Yours was a bit of an edge case. The serial voting script runs early in the day (UTC, of course), and thus usually the votes it reverses are from the previous day. Then the reputation recalculation that happens on vote reversals finds out whether the reputation-cap kicked in and withheld reputation from other votes, and recalculates accordingly, so that afterwards it is as if "the serial upvotes never happened" - except that the entry in the reputation tab of the profile remains.
In your case, the serial voting occurred on the same day, before the script ran. When the script ran, you hadn't yet hit the reputation-cap, and for some reason, that led to the normal code still counting the votes towards the daily reputation-cap.
That's not a big problem, since on the next recalculation things are corrected. But when the next recalculation doesn't happen soon, the wrong reputation count persists for several days or even weeks.
You had no recalculation since the day of the serial voting, so the wrong score persisted until today. I triggered a recalculation by temporarily deleting this question of yours (and then a new recalculation by undeleting it again).
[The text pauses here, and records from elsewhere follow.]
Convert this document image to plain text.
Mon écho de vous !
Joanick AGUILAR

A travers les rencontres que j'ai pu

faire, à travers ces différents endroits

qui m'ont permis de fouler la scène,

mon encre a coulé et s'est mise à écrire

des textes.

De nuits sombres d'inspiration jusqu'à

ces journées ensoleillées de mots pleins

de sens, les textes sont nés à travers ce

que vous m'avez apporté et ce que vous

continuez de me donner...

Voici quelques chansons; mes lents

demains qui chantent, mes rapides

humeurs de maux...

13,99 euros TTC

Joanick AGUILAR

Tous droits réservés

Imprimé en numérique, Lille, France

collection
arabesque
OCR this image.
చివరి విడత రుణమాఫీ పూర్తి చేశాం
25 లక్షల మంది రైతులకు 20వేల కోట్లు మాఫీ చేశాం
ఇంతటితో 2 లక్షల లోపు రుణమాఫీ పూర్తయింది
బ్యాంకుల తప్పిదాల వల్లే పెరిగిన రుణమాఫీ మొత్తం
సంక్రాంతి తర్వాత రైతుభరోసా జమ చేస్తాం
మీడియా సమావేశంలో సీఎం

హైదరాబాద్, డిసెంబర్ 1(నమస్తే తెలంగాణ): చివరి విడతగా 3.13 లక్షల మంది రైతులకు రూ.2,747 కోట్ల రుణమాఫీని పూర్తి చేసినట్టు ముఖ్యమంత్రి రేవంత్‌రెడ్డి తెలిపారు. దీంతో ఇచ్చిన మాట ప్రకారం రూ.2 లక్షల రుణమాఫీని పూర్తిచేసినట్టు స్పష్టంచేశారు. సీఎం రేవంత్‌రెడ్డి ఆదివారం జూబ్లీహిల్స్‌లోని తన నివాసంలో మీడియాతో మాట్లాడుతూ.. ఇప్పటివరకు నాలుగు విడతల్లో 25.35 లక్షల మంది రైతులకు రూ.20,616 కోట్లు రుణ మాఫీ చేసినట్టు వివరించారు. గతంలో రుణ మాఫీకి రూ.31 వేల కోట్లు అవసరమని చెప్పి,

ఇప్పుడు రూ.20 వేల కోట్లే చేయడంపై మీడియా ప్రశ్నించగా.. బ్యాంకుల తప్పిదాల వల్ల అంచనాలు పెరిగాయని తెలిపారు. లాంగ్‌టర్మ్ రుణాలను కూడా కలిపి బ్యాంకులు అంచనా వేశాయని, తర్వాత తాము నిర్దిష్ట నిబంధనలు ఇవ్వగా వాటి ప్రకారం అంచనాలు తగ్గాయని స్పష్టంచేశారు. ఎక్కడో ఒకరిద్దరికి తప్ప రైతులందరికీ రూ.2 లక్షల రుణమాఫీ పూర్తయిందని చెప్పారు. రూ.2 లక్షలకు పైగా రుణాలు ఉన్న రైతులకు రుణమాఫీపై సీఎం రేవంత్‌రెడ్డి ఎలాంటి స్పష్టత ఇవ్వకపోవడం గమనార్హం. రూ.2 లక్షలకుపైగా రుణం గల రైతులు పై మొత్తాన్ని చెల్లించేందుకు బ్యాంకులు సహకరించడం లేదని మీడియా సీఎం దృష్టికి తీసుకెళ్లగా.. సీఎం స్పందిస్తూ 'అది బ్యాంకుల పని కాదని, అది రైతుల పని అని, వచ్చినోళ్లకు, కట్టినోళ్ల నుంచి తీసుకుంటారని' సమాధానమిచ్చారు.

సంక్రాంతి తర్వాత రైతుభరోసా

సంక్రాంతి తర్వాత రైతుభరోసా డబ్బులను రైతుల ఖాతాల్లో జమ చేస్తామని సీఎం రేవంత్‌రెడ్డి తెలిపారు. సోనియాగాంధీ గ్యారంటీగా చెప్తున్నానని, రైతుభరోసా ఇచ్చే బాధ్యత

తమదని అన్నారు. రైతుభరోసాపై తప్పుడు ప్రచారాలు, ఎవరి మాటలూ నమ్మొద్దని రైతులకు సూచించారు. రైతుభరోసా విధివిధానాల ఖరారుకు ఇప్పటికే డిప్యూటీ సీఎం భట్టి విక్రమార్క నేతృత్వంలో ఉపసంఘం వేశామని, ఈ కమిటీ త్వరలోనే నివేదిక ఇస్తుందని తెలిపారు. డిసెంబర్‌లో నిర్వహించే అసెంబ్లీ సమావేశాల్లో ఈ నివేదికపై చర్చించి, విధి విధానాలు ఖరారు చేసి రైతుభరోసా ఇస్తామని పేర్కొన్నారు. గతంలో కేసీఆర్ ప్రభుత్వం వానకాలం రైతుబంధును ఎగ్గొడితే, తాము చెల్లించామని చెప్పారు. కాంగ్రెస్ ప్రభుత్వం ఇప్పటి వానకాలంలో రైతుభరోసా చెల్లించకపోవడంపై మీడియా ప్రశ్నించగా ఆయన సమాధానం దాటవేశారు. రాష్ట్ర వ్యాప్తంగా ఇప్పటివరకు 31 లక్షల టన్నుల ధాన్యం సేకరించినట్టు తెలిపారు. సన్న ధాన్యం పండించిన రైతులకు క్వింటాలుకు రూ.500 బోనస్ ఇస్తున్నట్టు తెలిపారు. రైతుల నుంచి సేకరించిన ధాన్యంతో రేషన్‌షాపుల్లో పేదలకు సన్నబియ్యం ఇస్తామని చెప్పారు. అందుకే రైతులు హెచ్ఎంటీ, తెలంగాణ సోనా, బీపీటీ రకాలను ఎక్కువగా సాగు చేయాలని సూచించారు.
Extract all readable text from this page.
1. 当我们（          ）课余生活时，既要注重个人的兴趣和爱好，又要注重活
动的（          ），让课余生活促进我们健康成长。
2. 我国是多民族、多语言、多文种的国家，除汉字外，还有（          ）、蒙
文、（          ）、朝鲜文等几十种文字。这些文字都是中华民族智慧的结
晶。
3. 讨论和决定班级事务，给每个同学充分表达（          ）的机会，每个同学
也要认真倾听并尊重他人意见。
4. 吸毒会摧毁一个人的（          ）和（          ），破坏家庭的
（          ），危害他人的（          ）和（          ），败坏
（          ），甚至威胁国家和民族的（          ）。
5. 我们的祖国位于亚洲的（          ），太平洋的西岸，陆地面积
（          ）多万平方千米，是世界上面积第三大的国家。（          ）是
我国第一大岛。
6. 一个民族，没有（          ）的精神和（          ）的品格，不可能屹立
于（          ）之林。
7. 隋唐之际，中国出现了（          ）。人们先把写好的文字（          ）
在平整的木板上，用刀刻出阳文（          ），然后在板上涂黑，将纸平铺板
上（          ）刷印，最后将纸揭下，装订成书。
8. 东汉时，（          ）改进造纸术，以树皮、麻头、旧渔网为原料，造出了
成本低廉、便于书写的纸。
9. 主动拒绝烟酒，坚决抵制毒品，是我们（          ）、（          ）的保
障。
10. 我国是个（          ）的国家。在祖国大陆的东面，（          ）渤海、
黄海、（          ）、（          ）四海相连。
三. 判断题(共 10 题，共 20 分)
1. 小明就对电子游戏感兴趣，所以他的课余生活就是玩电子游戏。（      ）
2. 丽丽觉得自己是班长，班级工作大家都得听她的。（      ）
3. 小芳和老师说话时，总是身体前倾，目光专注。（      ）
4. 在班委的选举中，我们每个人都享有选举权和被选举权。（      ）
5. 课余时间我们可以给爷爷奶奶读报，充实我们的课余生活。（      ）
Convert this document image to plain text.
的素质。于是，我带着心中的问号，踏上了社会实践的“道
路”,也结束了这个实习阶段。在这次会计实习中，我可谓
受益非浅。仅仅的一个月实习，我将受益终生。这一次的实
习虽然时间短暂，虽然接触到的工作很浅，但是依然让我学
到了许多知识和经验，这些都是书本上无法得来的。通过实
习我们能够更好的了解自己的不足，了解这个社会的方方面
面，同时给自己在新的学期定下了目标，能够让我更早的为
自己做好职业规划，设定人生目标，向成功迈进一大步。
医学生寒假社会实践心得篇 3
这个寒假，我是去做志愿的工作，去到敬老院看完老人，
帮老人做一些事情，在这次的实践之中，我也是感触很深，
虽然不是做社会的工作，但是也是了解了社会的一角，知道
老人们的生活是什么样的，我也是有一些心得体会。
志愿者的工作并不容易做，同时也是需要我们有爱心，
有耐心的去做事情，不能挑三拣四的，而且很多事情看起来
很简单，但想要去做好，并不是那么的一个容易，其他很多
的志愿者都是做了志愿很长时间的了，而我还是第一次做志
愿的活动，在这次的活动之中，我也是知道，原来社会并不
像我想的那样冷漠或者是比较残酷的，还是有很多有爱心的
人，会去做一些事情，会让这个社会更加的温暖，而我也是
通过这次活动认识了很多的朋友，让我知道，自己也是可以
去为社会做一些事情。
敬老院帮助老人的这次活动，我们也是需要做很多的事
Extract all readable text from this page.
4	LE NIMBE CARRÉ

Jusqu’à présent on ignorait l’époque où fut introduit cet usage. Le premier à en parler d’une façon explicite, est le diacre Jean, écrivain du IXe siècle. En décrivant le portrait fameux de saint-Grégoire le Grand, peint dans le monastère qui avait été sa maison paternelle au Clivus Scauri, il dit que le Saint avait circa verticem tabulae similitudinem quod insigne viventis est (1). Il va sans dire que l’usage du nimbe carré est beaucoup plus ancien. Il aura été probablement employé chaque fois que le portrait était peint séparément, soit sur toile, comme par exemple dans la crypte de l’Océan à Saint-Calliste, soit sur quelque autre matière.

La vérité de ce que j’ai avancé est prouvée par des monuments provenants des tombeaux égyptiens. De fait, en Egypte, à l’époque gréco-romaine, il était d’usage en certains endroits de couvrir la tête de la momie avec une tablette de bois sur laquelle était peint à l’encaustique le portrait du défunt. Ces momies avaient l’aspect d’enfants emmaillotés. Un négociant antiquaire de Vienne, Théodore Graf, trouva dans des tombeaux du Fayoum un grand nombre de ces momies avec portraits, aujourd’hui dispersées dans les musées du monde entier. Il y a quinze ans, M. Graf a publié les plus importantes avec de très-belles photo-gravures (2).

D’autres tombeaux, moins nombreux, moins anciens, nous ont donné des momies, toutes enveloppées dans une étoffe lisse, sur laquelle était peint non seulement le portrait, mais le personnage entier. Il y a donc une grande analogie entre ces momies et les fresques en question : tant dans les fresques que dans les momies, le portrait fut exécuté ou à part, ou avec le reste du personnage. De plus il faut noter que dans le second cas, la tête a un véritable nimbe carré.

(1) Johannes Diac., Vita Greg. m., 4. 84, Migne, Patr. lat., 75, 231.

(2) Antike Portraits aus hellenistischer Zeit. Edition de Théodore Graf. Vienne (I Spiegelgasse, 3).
In this way, one can trigger a recalculation oneself (provided one has eligible posts), deleting or undeleting a post triggers a recalculation (maybe not if the deletion/undeletion doesn't cause a reputation change), so by temporarily deleting or undeleting a post one can bring one's reputation up-to-date (it takes several minutes until the recalculation occurs, so one has to wait a bit before undoing the temporary [un]deletion).